Opinión Nacional

La traición de las élites

El papel de las élites dentro de los procesos de cambio o en el mantenimiento del orden establecido, ha sido ampliamente estudiado por la teoría y la sociología política. Desde Max Weber, Vilfredo Pareto, Gaetano Mosca  y Robert Michels, a comienzos del siglo XX, hasta Robert Dahl, luego de la segunda mitad de la centuria pasada, numerosos han sido los pensadores que se han ocupado de este asunto. Cada uno de ellos destaca, desde su propia perspectiva, el enorme  peso de las vanguardias políticas, intelectuales, gremiales o sindicales, en las transformaciones  sociales o en la conservación de los modelos existentes.

         En Venezuela este tema se estudió en el pasado con densidad. Conflicto y consenso, la investigación dirigida por José Agustín Silva Michelena en la década de los sesenta, representa un clásico que todavía sirve de ejemplo en las exploraciones sobre la materia. Posteriormente aparece publicado El reto de las élites, de José Antonio Gil Yepes, otro hito relevante. Habría que agregar los aportes de Juan Carlos Rey y Aníbal Romero, entre otros investigadores, quienes diagnosticaron a la dirigencia nacional durante el período comprendido entre 1958 y 1998.

Hay, sin embargo, una deuda pendiente. Aún nos faltan estudios exhaustivos acerca de lo ocurrido con las élites del país durante el período inmediatamente anterior al triunfo del actual jefe de Estado y en los primeros años de su gobierno.
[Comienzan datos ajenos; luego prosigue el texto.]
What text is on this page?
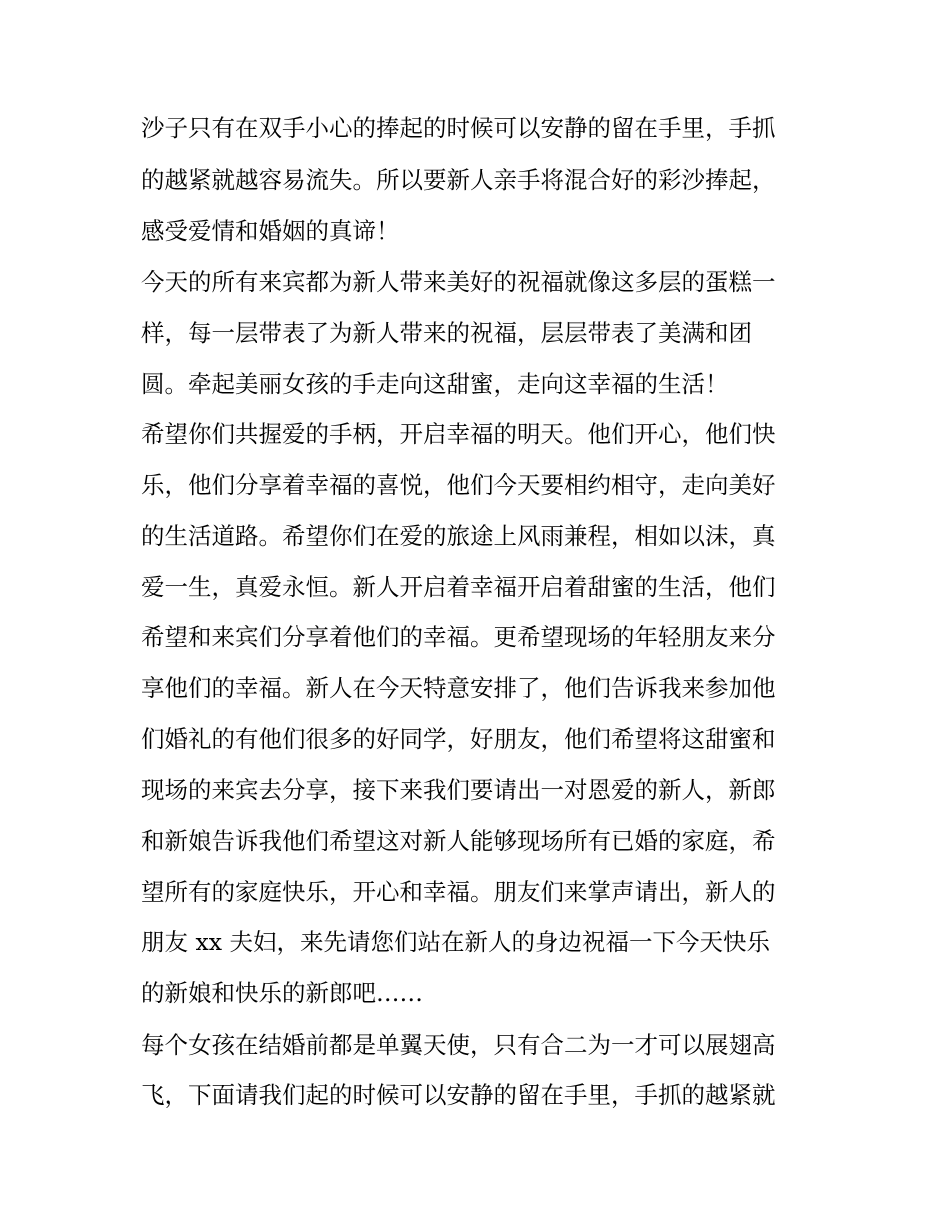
沙子只有在双手小心的捧起的时候可以安静的留在手里，手抓
的越紧就越容易流失。所以要新人亲手将混合好的彩沙捧起，
感受爱情和婚姻的真谛！
今天的所有来宾都为新人带来美好的祝福就像这多层的蛋糕一
样，每一层带表了为新人带来的祝福，层层带表了美满和团
圆。牵起美丽女孩的手走向这甜蜜，走向这幸福的生活！
希望你们共握爱的手柄，开启幸福的明天。他们开心，他们快
乐，他们分享着幸福的喜悦，他们今天要相约相守，走向美好
的生活道路。希望你们在爱的旅途上风雨兼程，相如以沫，真
爱一生，真爱永恒。新人开启着幸福开启着甜蜜的生活，他们
希望和来宾们分享着他们的幸福。更希望现场的年轻朋友来分
享他们的幸福。新人在今天特意安排了，他们告诉我来参加他
们婚礼的有他们很多的好同学，好朋友，他们希望将这甜蜜和
现场的来宾去分享，接下来我们要请出一对恩爱的新人，新郎
和新娘告诉我他们希望这对新人能够现场所有已婚的家庭，希
望所有的家庭快乐，开心和幸福。朋友们来掌声请出，新人的
朋友 xx 夫妇，来先请您们站在新人的身边祝福一下今天快乐
的新娘和快乐的新郎吧……
每个女孩在结婚前都是单翼天使，只有合二为一才可以展翅高
飞，下面请我们起的时候可以安静的留在手里，手抓的越紧就
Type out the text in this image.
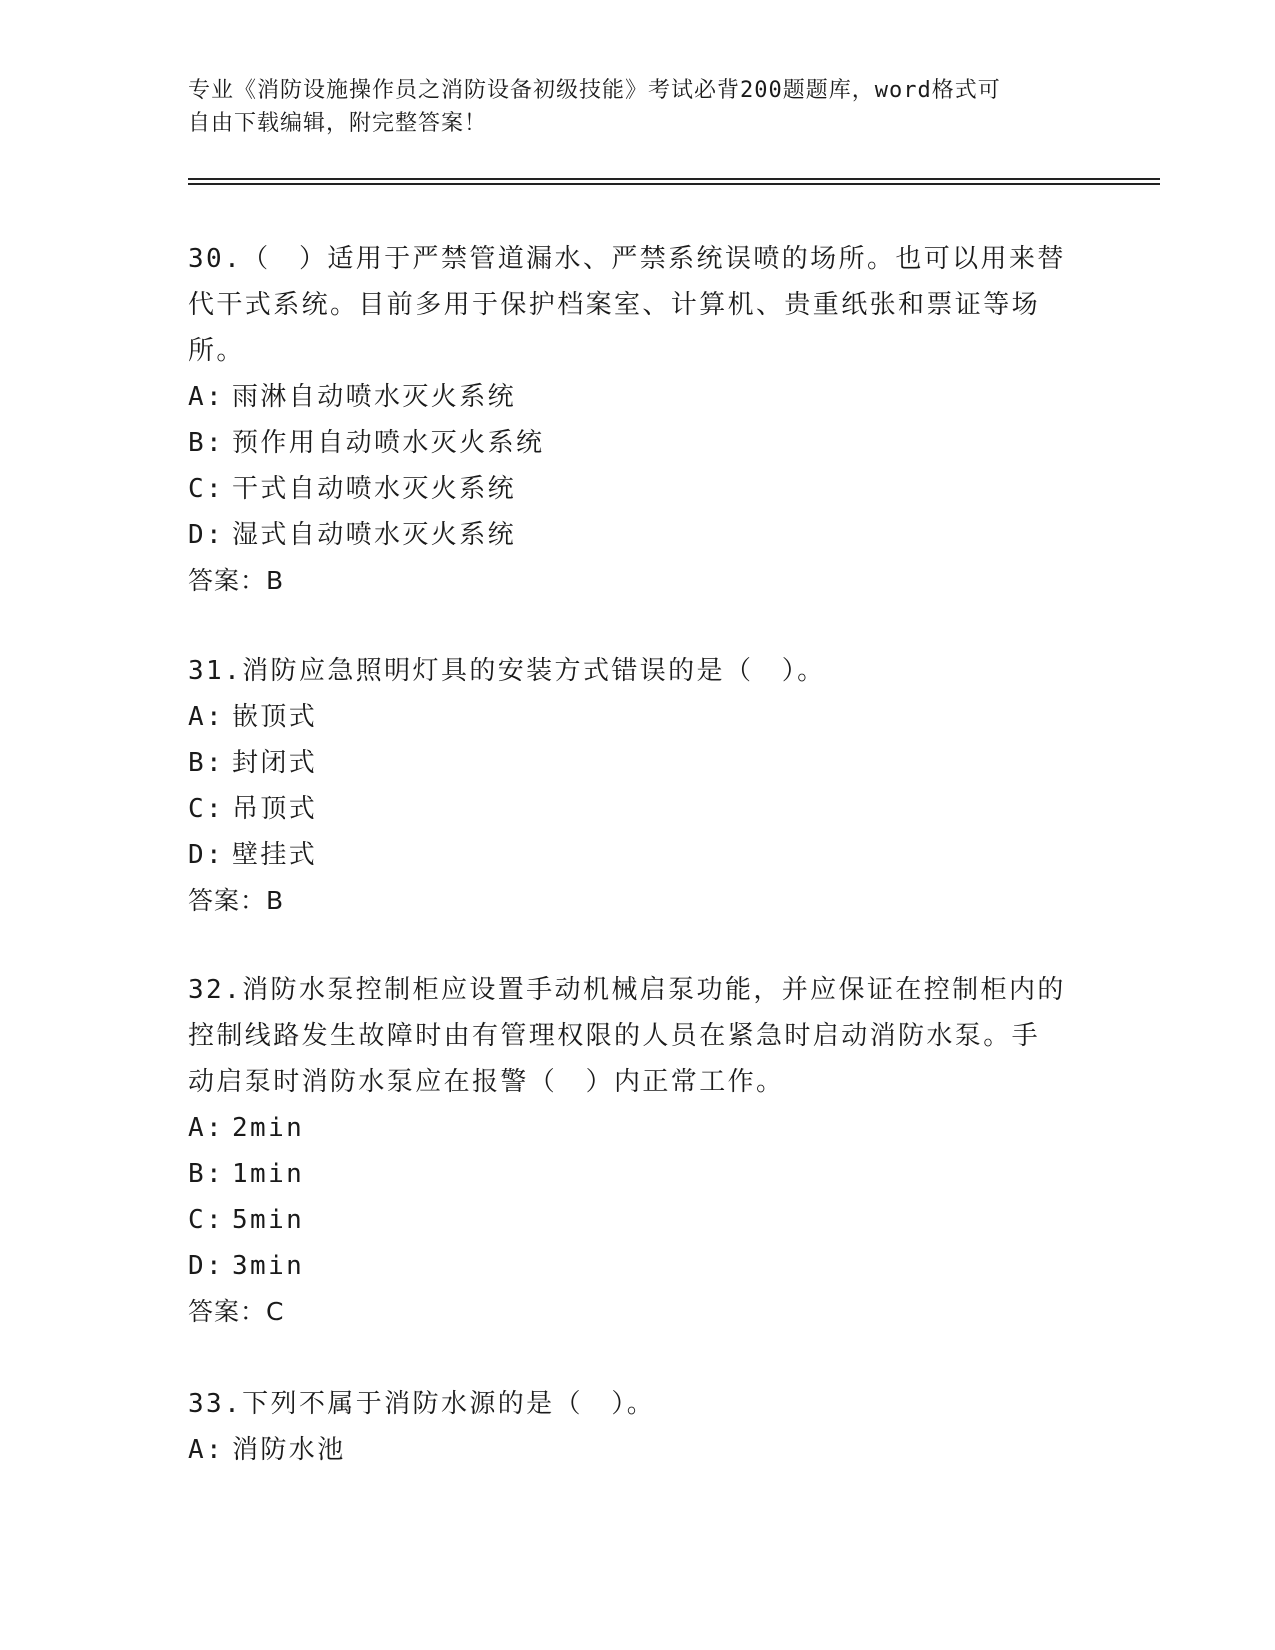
专业《消防设施操作员之消防设备初级技能》考试必背200题题库，word格式可
自由下载编辑，附完整答案！
30.（　）适用于严禁管道漏水、严禁系统误喷的场所。也可以用来替
代干式系统。目前多用于保护档案室、计算机、贵重纸张和票证等场
所。
A: 雨淋自动喷水灭火系统
B: 预作用自动喷水灭火系统
C: 干式自动喷水灭火系统
D: 湿式自动喷水灭火系统
答案：B
31.消防应急照明灯具的安装方式错误的是（　）。
A: 嵌顶式
B: 封闭式
C: 吊顶式
D: 壁挂式
答案：B
32.消防水泵控制柜应设置手动机械启泵功能，并应保证在控制柜内的
控制线路发生故障时由有管理权限的人员在紧急时启动消防水泵。手
动启泵时消防水泵应在报警（　）内正常工作。
A: 2min
B: 1min
C: 5min
D: 3min
答案：C
33.下列不属于消防水源的是（　）。
A: 消防水池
Con el fin de comenzar a cubrir este déficit, Carlos Raúl Hernández y Luis Emilio Rondón escriben La democracia traicionad (Rayuela, 2010), texto fundamental en el esfuerzo de despejar los enigmas y responder las preguntas acerca de cómo y por qué una democracia considerada de las más sólidas de América Latina y el mundo, se encuentra hoy en una etapa agónica. Sus autores abordan las interrogantes desde una perspectiva histórica. Comienzan revisando los  efectos benéficos del Pacto de Punto Fijo y se extienden hasta el análisis de la Constituyente del 99 y las políticas orientadas a la destrucción de la economía de mercado, en el plano económico, y de la democracia liberal, en el plano político.

La tesis de Hernández y Rondón es concluyente: a un sector significativo de la dirigencia nacional le faltó claridad y decisión para asumir la defensa de la democracia y propiciar los cambios que habrían permitido que el sistema se remozara y profundizara. Incluso, por momentos se opuso a las reformas que habrían modernizado la economía  y transformado el Estado para hacerlo más eficiente. Hubo quienes apostaron a la crisis del sistema  pensando que serían ellos los beneficiados del colapso. No lograron percibir la dimensión de la fractura social que había venido gestándose, ni las características del liderazgo alternativo que las críticas despiadadas a la democracia había incubado. Se produjo, de acuerdo con sus términos, una traición a la democracia.

De la lectura de este libro y de la aciaga experiencia de los últimos once años, en los que hemos visto cómo la democracia es atropellada y la libertad, en todas las esferas, es acosada y reducida a espacios cada vez más restringidos, puede concluirse que la preservación del orden democrático es una tarea diaria. En Latinoamérica –y probablemente en cualquier sociedad del planeta- la libertad no tiene un seguro que la proteja indefinidamente contra la posibilidad de que surjan autócratas que quieran destruirla en nombre del pueblo, de los oprimidos, de los explotados, o de cualquiera otra de esas monsergas utilizadas para engañar incautos e imponer modelos tiránicos en los cuales el Estado asfixia a los individuos.

La responsabilidad esencial de la defensa, preservación e intensificación de la democracia y la libertad reside en la élite. Sin la existencia de este factor el pueblo llano puede convertirse en presa fácil de demagogos populistas y déspotas, capaces de valerse de las masas para imponer lo que Alexis de Tocqueville llamó la “dictadura de las mayorías”.

La experiencia venezolana indica que la élite tiene que prever y anticiparse a los acontecimientos, incluso en aquellos países donde no se vislumbran crisis de gobernabilidad en el panorama. En esta región del planeta, el respeto al Estado de Derecho y la independencia de los poderes, base de la democracia, siempre están bajo acecho. La influencia de la tradición cuadillista es demasiado perniciosa. Una dirigencia con firmes convicciones democráticas es un poderoso antídoto contra esa distorsión.